- Bašino Selo Location within North Macedonia
- Coordinates: 41°44′55″N 21°45′35″E﻿ / ﻿41.748543°N 21.759651°E
- Country: North Macedonia
- Region: Vardar
- Municipality: Veles

Population (2002)
- • Total: 814
- Time zone: UTC+1 (CET)
- • Summer (DST): UTC+2 (CEST)
- Car plates: VE
- Website: .

= Bašino Selo =

Bašino Selo (Башино Село) is a village located in the municipality of Veles, North Macedonia.

==Demographics==
The Yugoslav census of 1953 recorded 571 people of whom 537 were Macedonians, 19 Albanians and 15 others. The 1961 Yugoslav census recorded 591 people of whom 575 were Macedonians, 3 Albanians, 1 Turk and 12 others. The 1971 census recorded 594 people of whom 566 were Macedonians, 14 Albanians and 14 others.
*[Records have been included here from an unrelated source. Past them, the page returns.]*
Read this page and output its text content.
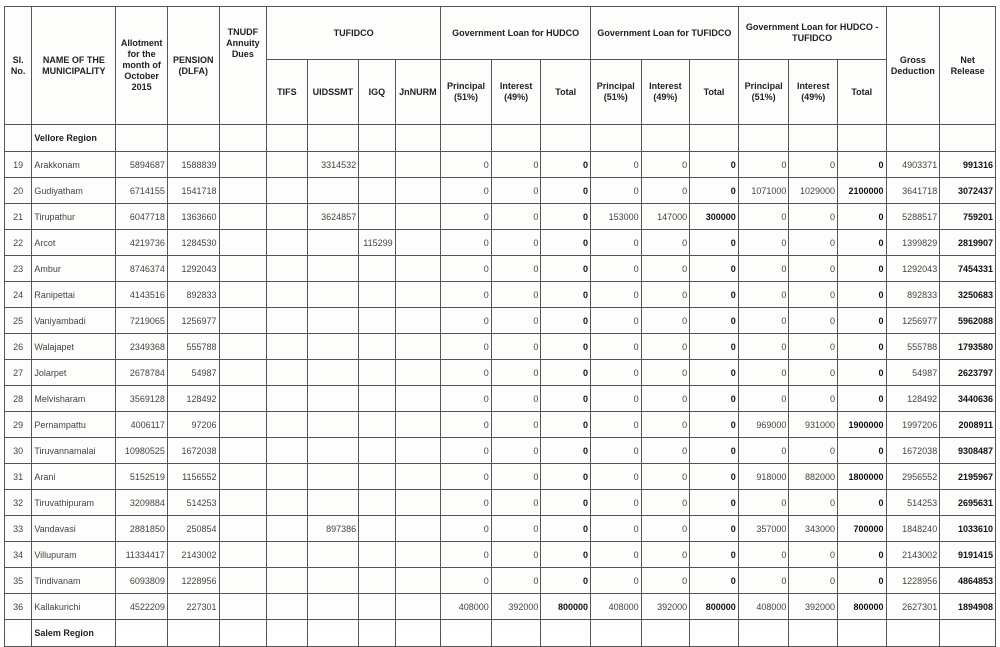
Sl. No.	NAME OF THE MUNICIPALITY	Allotment for the month of October 2015	PENSION (DLFA)	TNUDF Annuity Dues	TUFIDCO				Government Loan for HUDCO			Government Loan for TUFIDCO			Government Loan for HUDCO - TUFIDCO			Gross Deduction	Net Release
					TIFS	UIDSSMT	IGQ	JnNURM	Principal (51%)	Interest (49%)	Total	Principal (51%)	Interest (49%)	Total	Principal (51%)	Interest (49%)	Total		
	Vellore Region																		
19	Arakkonam	5894687	1588839			3314532			0	0	0	0	0	0	0	0	0	4903371	991316
20	Gudiyatham	6714155	1541718						0	0	0	0	0	0	1071000	1029000	2100000	3641718	3072437
21	Tirupathur	6047718	1363660			3624857			0	0	0	153000	147000	300000	0	0	0	5288517	759201
22	Arcot	4219736	1284530				115299		0	0	0	0	0	0	0	0	0	1399829	2819907
23	Ambur	8746374	1292043						0	0	0	0	0	0	0	0	0	1292043	7454331
24	Ranipettai	4143516	892833						0	0	0	0	0	0	0	0	0	892833	3250683
25	Vaniyambadi	7219065	1256977						0	0	0	0	0	0	0	0	0	1256977	5962088
26	Walajapet	2349368	555788						0	0	0	0	0	0	0	0	0	555788	1793580
27	Jolarpet	2678784	54987						0	0	0	0	0	0	0	0	0	54987	2623797
28	Melvisharam	3569128	128492						0	0	0	0	0	0	0	0	0	128492	3440636
29	Pernampattu	4006117	97206						0	0	0	0	0	0	969000	931000	1900000	1997206	2008911
30	Tiruvannamalai	10980525	1672038						0	0	0	0	0	0	0	0	0	1672038	9308487
31	Arani	5152519	1156552						0	0	0	0	0	0	918000	882000	1800000	2956552	2195967
32	Tiruvathipuram	3209884	514253						0	0	0	0	0	0	0	0	0	514253	2695631
33	Vandavasi	2881850	250854			897386			0	0	0	0	0	0	357000	343000	700000	1848240	1033610
34	Villupuram	11334417	2143002						0	0	0	0	0	0	0	0	0	2143002	9191415
35	Tindivanam	6093809	1228956						0	0	0	0	0	0	0	0	0	1228956	4864853
36	Kallakurichi	4522209	227301						408000	392000	800000	408000	392000	800000	408000	392000	800000	2627301	1894908
	Salem Region																		
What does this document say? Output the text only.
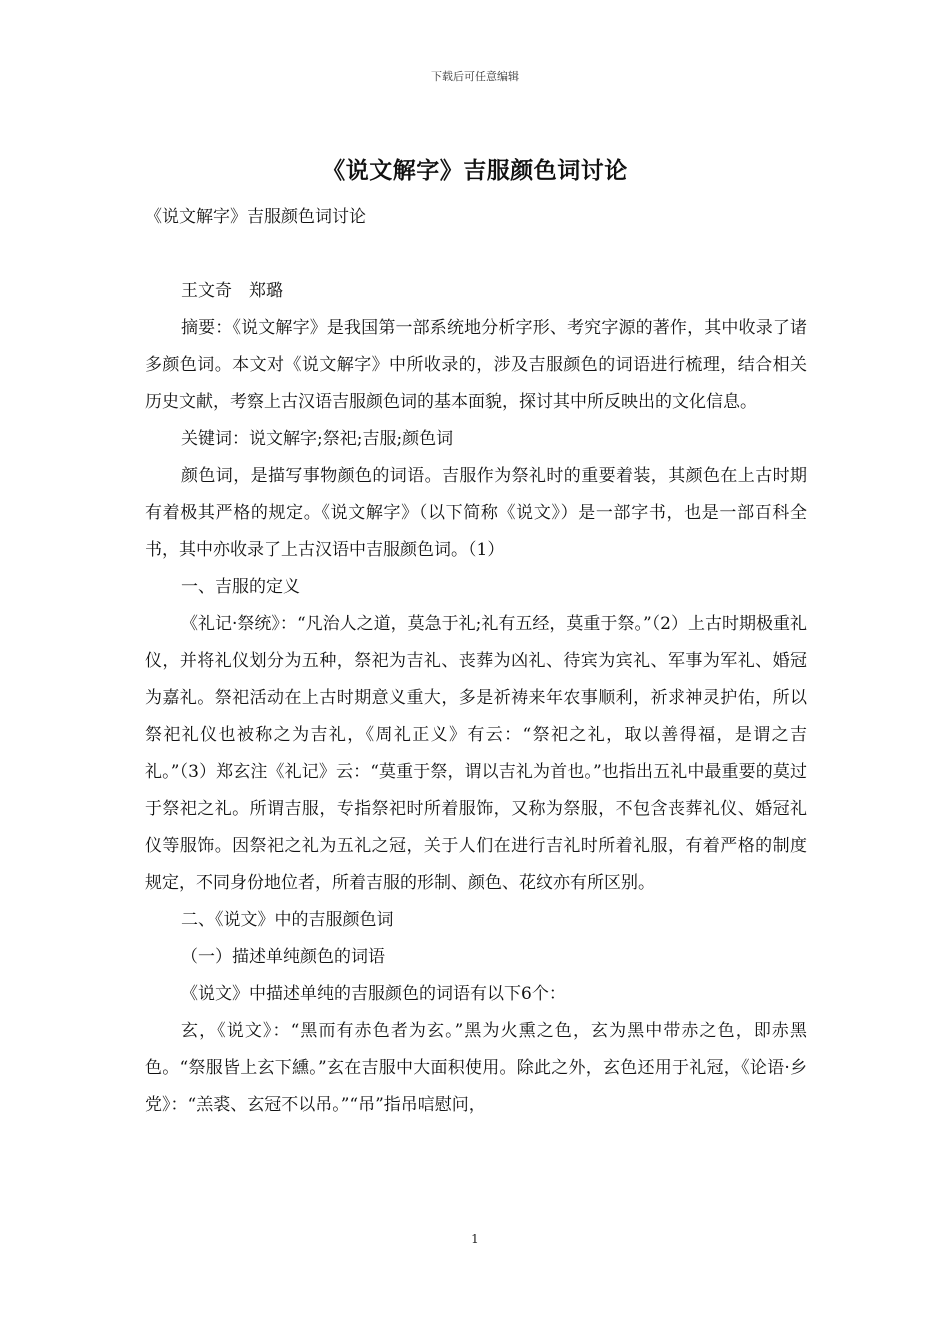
下载后可任意编辑
《说文解字》吉服颜色词讨论

《说文解字》吉服颜色词讨论

王文奇　郑璐

摘要：《说文解字》是我国第一部系统地分析字形、考究字源的著作，其中收录了诸多颜色词。本文对《说文解字》中所收录的，涉及吉服颜色的词语进行梳理，结合相关历史文献，考察上古汉语吉服颜色词的基本面貌，探讨其中所反映出的文化信息。

关键词：说文解字;祭祀;吉服;颜色词

颜色词，是描写事物颜色的词语。吉服作为祭礼时的重要着装，其颜色在上古时期有着极其严格的规定。《说文解字》（以下简称《说文》）是一部字书，也是一部百科全书，其中亦收录了上古汉语中吉服颜色词。（1）

一、吉服的定义

《礼记·祭统》：“凡治人之道，莫急于礼;礼有五经，莫重于祭。”（2）上古时期极重礼仪，并将礼仪划分为五种，祭祀为吉礼、丧葬为凶礼、待宾为宾礼、军事为军礼、婚冠为嘉礼。祭祀活动在上古时期意义重大，多是祈祷来年农事顺利，祈求神灵护佑，所以祭祀礼仪也被称之为吉礼，《周礼正义》有云：“祭祀之礼，取以善得福，是谓之吉礼。”（3）郑玄注《礼记》云：“莫重于祭，谓以吉礼为首也。”也指出五礼中最重要的莫过于祭祀之礼。所谓吉服，专指祭祀时所着服饰，又称为祭服，不包含丧葬礼仪、婚冠礼仪等服饰。因祭祀之礼为五礼之冠，关于人们在进行吉礼时所着礼服，有着严格的制度规定，不同身份地位者，所着吉服的形制、颜色、花纹亦有所区别。

二、《说文》中的吉服颜色词

（一）描述单纯颜色的词语

《说文》中描述单纯的吉服颜色的词语有以下6个：

玄，《说文》：“黑而有赤色者为玄。”黑为火熏之色，玄为黑中带赤之色，即赤黑色。“祭服皆上玄下纁。”玄在吉服中大面积使用。除此之外，玄色还用于礼冠，《论语·乡党》：“羔裘、玄冠不以吊。”“吊”指吊唁慰问，

1
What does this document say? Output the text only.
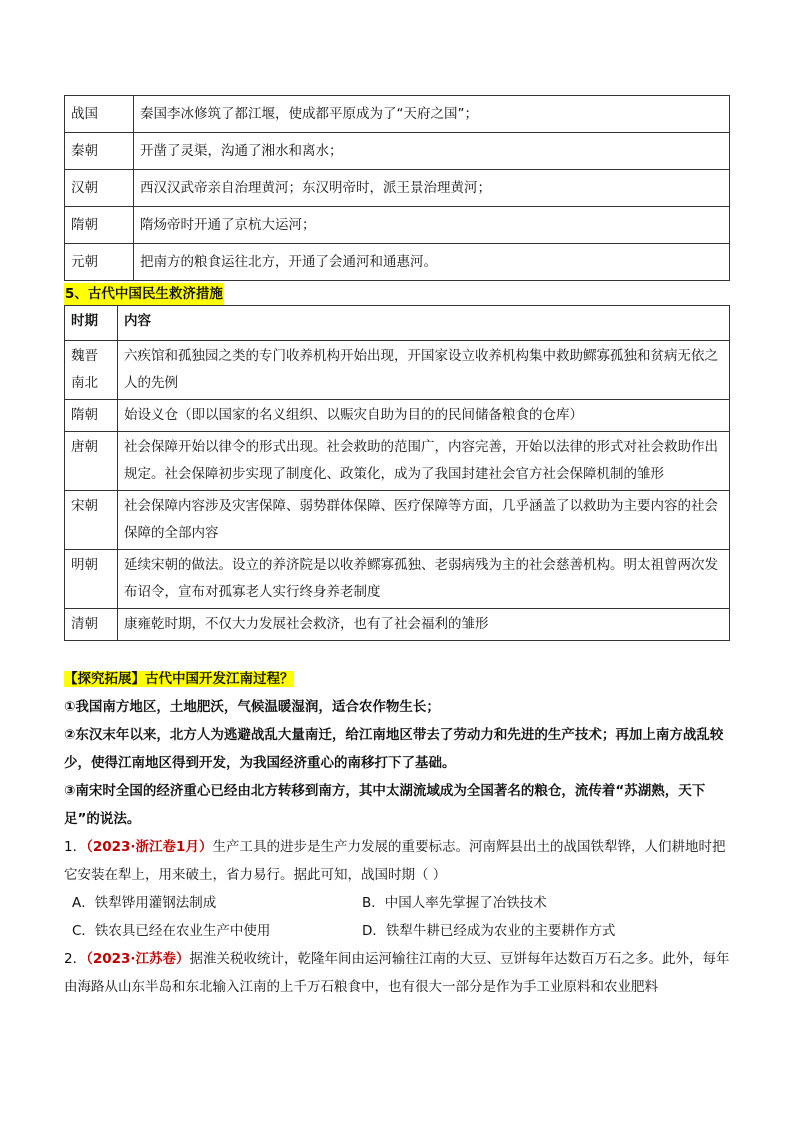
战国	秦国李冰修筑了都江堰，使成都平原成为了“天府之国”；
秦朝	开凿了灵渠，沟通了湘水和离水；
汉朝	西汉汉武帝亲自治理黄河；东汉明帝时，派王景治理黄河；
隋朝	隋炀帝时开通了京杭大运河；
元朝	把南方的粮食运往北方，开通了会通河和通惠河。
5、古代中国民生救济措施
时期	内容
魏晋南北	六疾馆和孤独园之类的专门收养机构开始出现，开国家设立收养机构集中救助鳏寡孤独和贫病无依之人的先例
隋朝	始设义仓（即以国家的名义组织、以赈灾自助为目的的民间储备粮食的仓库）
唐朝	社会保障开始以律令的形式出现。社会救助的范围广，内容完善，开始以法律的形式对社会救助作出规定。社会保障初步实现了制度化、政策化，成为了我国封建社会官方社会保障机制的雏形
宋朝	社会保障内容涉及灾害保障、弱势群体保障、医疗保障等方面，几乎涵盖了以救助为主要内容的社会保障的全部内容
明朝	延续宋朝的做法。设立的养济院是以收养鳏寡孤独、老弱病残为主的社会慈善机构。明太祖曾两次发布诏令，宣布对孤寡老人实行终身养老制度
清朝	康雍乾时期，不仅大力发展社会救济，也有了社会福利的雏形
【探究拓展】古代中国开发江南过程？
①我国南方地区，土地肥沃，气候温暖湿润，适合农作物生长；
②东汉末年以来，北方人为逃避战乱大量南迁，给江南地区带去了劳动力和先进的生产技术；再加上南方战乱较少，使得江南地区得到开发，为我国经济重心的南移打下了基础。
③南宋时全国的经济重心已经由北方转移到南方，其中太湖流域成为全国著名的粮仓，流传着“苏湖熟，天下足”的说法。
1．（2023·浙江卷1月）生产工具的进步是生产力发展的重要标志。河南辉县出土的战国铁犁铧，人们耕地时把它安装在犁上，用来破土，省力易行。据此可知，战国时期（ ）
A．铁犁铧用灌钢法制成	B．中国人率先掌握了冶铁技术
C．铁农具已经在农业生产中使用	D．铁犁牛耕已经成为农业的主要耕作方式
2．（2023·江苏卷）据淮关税收统计，乾隆年间由运河输往江南的大豆、豆饼每年达数百万石之多。此外，每年由海路从山东半岛和东北输入江南的上千万石粮食中，也有很大一部分是作为手工业原料和农业肥料
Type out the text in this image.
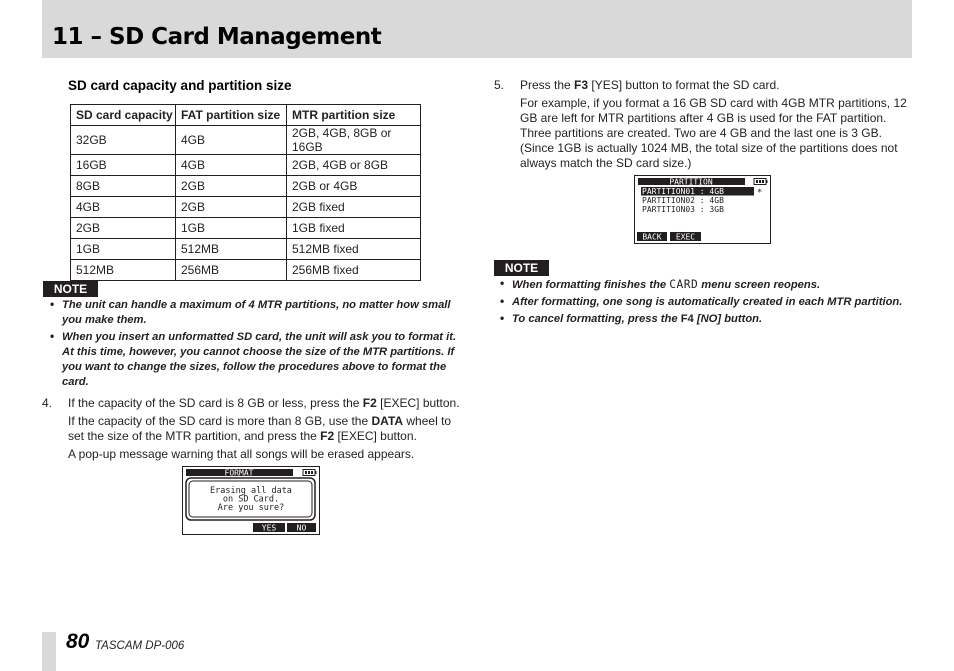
11 – SD Card Management
SD card capacity and partition size
SD card capacity	FAT partition size	MTR partition size
32GB	4GB	2GB, 4GB, 8GB or 16GB
16GB	4GB	2GB, 4GB or 8GB
8GB	2GB	2GB or 4GB
4GB	2GB	2GB fixed
2GB	1GB	1GB fixed
1GB	512MB	512MB fixed
512MB	256MB	256MB fixed
NOTE
• The unit can handle a maximum of 4 MTR partitions, no matter how small you make them.
• When you insert an unformatted SD card, the unit will ask you to format it. At this time, however, you cannot choose the size of the MTR partitions. If you want to change the sizes, follow the procedures above to format the card.
4.	If the capacity of the SD card is 8 GB or less, press the F2 [EXEC] button.

If the capacity of the SD card is more than 8 GB, use the DATA wheel to set the size of the MTR partition, and press the F2 [EXEC] button.

A pop-up message warning that all songs will be erased appears.

FORMAT
Erasing all data
on SD Card.
Are you sure?
YES	NO
5.	Press the F3 [YES] button to format the SD card.

For example, if you format a 16 GB SD card with 4GB MTR partitions, 12 GB are left for MTR partitions after 4 GB is used for the FAT partition. Three partitions are created. Two are 4 GB and the last one is 3 GB. (Since 1GB is actually 1024 MB, the total size of the partitions does not always match the SD card size.)

PARTITION
PARTITION01 : 4GB	*
PARTITION02 : 4GB
PARTITION03 : 3GB
BACK EXEC
NOTE
• When formatting finishes the CARD menu screen reopens.
• After formatting, one song is automatically created in each MTR partition.
• To cancel formatting, press the F4 [NO] button.
80 TASCAM DP-006
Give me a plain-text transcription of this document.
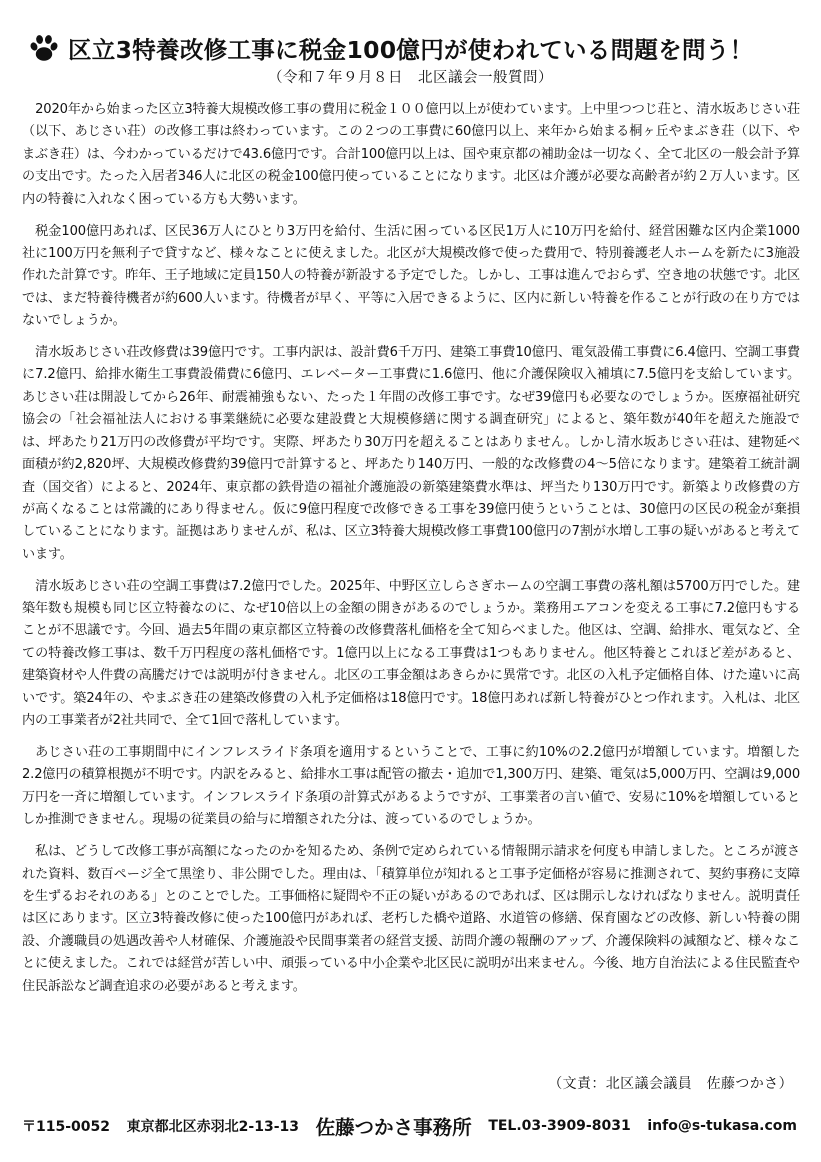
区立3特養改修工事に税金100億円が使われている問題を問う！
（令和７年９月８日　北区議会一般質問）

2020年から始まった区立3特養大規模改修工事の費用に税金１００億円以上が使わています。上中里つつじ荘と、清水坂あじさい荘（以下、あじさい荘）の改修工事は終わっています。この２つの工事費に60億円以上、来年から始まる桐ヶ丘やまぶき荘（以下、やまぶき荘）は、今わかっているだけで43.6億円です。合計100億円以上は、国や東京都の補助金は一切なく、全て北区の一般会計予算の支出です。たった入居者346人に北区の税金100億円使っていることになります。北区は介護が必要な高齢者が約２万人います。区内の特養に入れなく困っている方も大勢います。

税金100億円あれば、区民36万人にひとり3万円を給付、生活に困っている区民1万人に10万円を給付、経営困難な区内企業1000社に100万円を無利子で貸すなど、様々なことに使えました。北区が大規模改修で使った費用で、特別養護老人ホームを新たに3施設作れた計算です。昨年、王子地域に定員150人の特養が新設する予定でした。しかし、工事は進んでおらず、空き地の状態です。北区では、まだ特養待機者が約600人います。待機者が早く、平等に入居できるように、区内に新しい特養を作ることが行政の在り方ではないでしょうか。

清水坂あじさい荘改修費は39億円です。工事内訳は、設計費6千万円、建築工事費10億円、電気設備工事費に6.4億円、空調工事費に7.2億円、給排水衛生工事費設備費に6億円、エレベーター工事費に1.6億円、他に介護保険収入補填に7.5億円を支給しています。あじさい荘は開設してから26年、耐震補強もない、たった１年間の改修工事です。なぜ39億円も必要なのでしょうか。医療福祉研究協会の「社会福祉法人における事業継続に必要な建設費と大規模修繕に関する調査研究」によると、築年数が40年を超えた施設では、坪あたり21万円の改修費が平均です。実際、坪あたり30万円を超えることはありません。しかし清水坂あじさい荘は、建物延べ面積が約2,820坪、大規模改修費約39億円で計算すると、坪あたり140万円、一般的な改修費の4〜5倍になります。建築着工統計調査（国交省）によると、2024年、東京都の鉄骨造の福祉介護施設の新築建築費水準は、坪当たり130万円です。新築より改修費の方が高くなることは常識的にあり得ません。仮に9億円程度で改修できる工事を39億円使うということは、30億円の区民の税金が棄損していることになります。証拠はありませんが、私は、区立3特養大規模改修工事費100億円の7割が水増し工事の疑いがあると考えています。

清水坂あじさい荘の空調工事費は7.2億円でした。2025年、中野区立しらさぎホームの空調工事費の落札額は5700万円でした。建築年数も規模も同じ区立特養なのに、なぜ10倍以上の金額の開きがあるのでしょうか。業務用エアコンを変える工事に7.2億円もすることが不思議です。今回、過去5年間の東京都区立特養の改修費落札価格を全て知らべました。他区は、空調、給排水、電気など、全ての特養改修工事は、数千万円程度の落札価格です。1億円以上になる工事費は1つもありません。他区特養とこれほど差があると、建築資材や人件費の高騰だけでは説明が付きません。北区の工事金額はあきらかに異常です。北区の入札予定価格自体、けた違いに高いです。築24年の、やまぶき荘の建築改修費の入札予定価格は18億円です。18億円あれば新し特養がひとつ作れます。入札は、北区内の工事業者が2社共同で、全て1回で落札しています。

あじさい荘の工事期間中にインフレスライド条項を適用するということで、工事に約10%の2.2億円が増額しています。増額した2.2億円の積算根拠が不明です。内訳をみると、給排水工事は配管の撤去・追加で1,300万円、建築、電気は5,000万円、空調は9,000万円を一斉に増額しています。インフレスライド条項の計算式があるようですが、工事業者の言い値で、安易に10%を増額しているとしか推測できません。現場の従業員の給与に増額された分は、渡っているのでしょうか。

私は、どうして改修工事が高額になったのかを知るため、条例で定められている情報開示請求を何度も申請しました。ところが渡された資料、数百ページ全て黒塗り、非公開でした。理由は、「積算単位が知れると工事予定価格が容易に推測されて、契約事務に支障を生ずるおそれのある」とのことでした。工事価格に疑問や不正の疑いがあるのであれば、区は開示しなければなりません。説明責任は区にあります。区立3特養改修に使った100億円があれば、老朽した橋や道路、水道管の修繕、保育園などの改修、新しい特養の開設、介護職員の処遇改善や人材確保、介護施設や民間事業者の経営支援、訪問介護の報酬のアップ、介護保険料の減額など、様々なことに使えました。これでは経営が苦しい中、頑張っている中小企業や北区民に説明が出来ません。今後、地方自治法による住民監査や住民訴訟など調査追求の必要があると考えます。

（文責：北区議会議員　佐藤つかさ）
〒115-0052 東京都北区赤羽北2-13-13 佐藤つかさ事務所 TEL.03-3909-8031 info@s-tukasa.com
The 1981 Yugoslav census recorded 674 people of whom 652 were Macedonians and 22 others. The Macedonian census of 1994 recorded 775 people of whom 765 were Macedonians and 10 others.

According to the 2002 census, the village had a total of 814 inhabitants. Ethnic groups in the village include:

- Macedonians 802
- Serbs 8
- Aromanians 1
- Others 3

==Sports==
The local football club FK Ilinden 1955 Bašino plays in the Macedonian Third Football League.